自社にとっての「グローバル」を整理し
何をどこまで適応させるべきかを捉える

 グループ全体の経営資源を、グローバルで最適配分していく前提として、「変化し続ける世の中において、自社にとっての『グローバル』とは何か?」を、常に再確認することが大事です。「顧客」「事業」「地域」「組織」の4つの要素で整理すると、「何をどこまでグローバルに適応させるべきか」が見えてくるはずです。

自社にとってのグローバルの定義出典:『ワールドクラスの経営』(著:橋本勝則、昆 政彦、日置圭介)

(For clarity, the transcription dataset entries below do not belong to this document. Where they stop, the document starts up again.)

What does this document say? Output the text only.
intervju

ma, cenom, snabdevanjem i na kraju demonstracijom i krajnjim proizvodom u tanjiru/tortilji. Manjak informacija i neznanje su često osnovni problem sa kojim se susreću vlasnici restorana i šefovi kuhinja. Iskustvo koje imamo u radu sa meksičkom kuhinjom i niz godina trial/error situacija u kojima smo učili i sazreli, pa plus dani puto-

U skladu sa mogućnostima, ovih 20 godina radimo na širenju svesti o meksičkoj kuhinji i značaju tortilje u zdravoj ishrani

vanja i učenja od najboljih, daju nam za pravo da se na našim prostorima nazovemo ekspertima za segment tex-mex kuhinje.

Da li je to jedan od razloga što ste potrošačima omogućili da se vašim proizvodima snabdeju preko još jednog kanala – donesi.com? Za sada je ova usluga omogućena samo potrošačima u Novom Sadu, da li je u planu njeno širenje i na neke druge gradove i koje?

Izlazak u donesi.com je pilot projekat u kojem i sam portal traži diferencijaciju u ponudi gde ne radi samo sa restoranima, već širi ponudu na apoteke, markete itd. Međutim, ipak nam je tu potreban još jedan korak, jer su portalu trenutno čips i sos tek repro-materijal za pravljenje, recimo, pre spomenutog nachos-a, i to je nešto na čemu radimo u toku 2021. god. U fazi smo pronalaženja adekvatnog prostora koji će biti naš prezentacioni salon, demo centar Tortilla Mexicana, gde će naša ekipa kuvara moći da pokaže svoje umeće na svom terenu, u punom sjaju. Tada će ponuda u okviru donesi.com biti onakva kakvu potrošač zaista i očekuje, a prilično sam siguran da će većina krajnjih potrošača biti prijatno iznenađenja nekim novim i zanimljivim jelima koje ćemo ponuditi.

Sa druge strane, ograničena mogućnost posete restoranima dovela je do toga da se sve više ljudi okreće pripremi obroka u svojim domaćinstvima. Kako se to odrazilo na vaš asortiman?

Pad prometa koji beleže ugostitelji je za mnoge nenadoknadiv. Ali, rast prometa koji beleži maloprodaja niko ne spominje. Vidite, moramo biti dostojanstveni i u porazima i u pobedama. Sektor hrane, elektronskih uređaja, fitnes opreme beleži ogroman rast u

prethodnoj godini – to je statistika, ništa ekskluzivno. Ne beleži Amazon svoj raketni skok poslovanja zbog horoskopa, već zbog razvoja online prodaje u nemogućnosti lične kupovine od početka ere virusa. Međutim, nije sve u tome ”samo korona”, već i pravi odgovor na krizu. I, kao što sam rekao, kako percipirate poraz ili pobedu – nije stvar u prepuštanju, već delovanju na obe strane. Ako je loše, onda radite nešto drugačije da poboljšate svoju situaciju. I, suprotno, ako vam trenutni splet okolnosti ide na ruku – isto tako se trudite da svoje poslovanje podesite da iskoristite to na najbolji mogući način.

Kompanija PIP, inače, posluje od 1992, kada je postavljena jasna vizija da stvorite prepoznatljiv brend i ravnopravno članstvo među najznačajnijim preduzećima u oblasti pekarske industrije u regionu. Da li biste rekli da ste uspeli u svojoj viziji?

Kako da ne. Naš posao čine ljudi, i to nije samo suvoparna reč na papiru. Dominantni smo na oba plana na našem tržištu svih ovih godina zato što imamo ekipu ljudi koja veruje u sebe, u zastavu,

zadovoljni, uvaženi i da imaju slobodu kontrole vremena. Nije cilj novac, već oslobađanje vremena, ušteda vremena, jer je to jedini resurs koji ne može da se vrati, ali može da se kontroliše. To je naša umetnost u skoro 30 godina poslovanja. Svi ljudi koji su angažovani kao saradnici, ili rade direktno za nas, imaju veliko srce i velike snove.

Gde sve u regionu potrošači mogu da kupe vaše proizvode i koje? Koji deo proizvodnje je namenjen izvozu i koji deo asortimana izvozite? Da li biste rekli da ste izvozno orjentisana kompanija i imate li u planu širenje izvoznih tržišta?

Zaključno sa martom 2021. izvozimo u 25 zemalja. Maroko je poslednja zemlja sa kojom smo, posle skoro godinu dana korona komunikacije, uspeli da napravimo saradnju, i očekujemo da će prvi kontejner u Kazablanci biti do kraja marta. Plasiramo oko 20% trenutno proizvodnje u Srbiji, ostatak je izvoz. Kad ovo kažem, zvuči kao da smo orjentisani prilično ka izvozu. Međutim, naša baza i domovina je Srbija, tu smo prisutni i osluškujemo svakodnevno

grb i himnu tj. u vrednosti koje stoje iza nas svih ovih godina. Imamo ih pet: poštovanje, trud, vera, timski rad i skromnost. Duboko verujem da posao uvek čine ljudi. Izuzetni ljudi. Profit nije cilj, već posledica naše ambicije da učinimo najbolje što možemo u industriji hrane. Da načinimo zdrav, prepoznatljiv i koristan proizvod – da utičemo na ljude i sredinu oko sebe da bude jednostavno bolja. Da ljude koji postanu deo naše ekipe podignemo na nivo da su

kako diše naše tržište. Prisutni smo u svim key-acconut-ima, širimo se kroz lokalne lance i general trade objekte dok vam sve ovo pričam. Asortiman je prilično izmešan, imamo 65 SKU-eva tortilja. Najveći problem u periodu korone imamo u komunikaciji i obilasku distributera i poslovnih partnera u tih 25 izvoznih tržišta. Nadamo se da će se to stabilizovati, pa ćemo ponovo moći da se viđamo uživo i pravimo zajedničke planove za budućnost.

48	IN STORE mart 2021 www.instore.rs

 また、「I-Rフレームワーク」を使って、グローバルとローカルのバランスをいかに取るかを考えることも有用です。このフレームワークは、グローバル規模の効率性を実現するための「統合」と、地域ごとに最適化する「適応」がトレードオフの関係にあることを示したもので、「インターナショナル」「マルチナショナル」「グローバル」「トランスナショナル」の4タイプに分類されます。経営理論とまではいえないかもしれませんが、1980年代終盤に登場して以来、世界中の組織で活用されてきました。そして、今日の日本企業にとっても、有意義なフレームワークです。

IRフレームワーク
4タイプ出典:『ワールドクラスの経営』(著:橋本勝則、昆 政彦、日置圭介)

「顧客」「事業」「地域」「組織」の4つの要素で捉えたのが、自社の今の姿であるとすれば、I-Rフレームワークは、より総合的に自社の立ち位置を理解するのに役立ちます。

 例えば、過去のある時期に、グローバル統合の程度が低く、ローカル適応が高い「マルチナショナル」だった企業が、統制や効率を向上させるために「グローバル」に移行する。その後、マーケット対応を深化させるため、一部の機能は再びローカル適合へと揺り戻しながら、徐々に「トランスナショナル」へと移行していく。こうした経路やコンテクストは、ワールドクラスの企業に見られる代表的なものです。

 このように、生き物である企業を動態的に捉えるうえで、I-Rフレームワークは極めて有効なのです。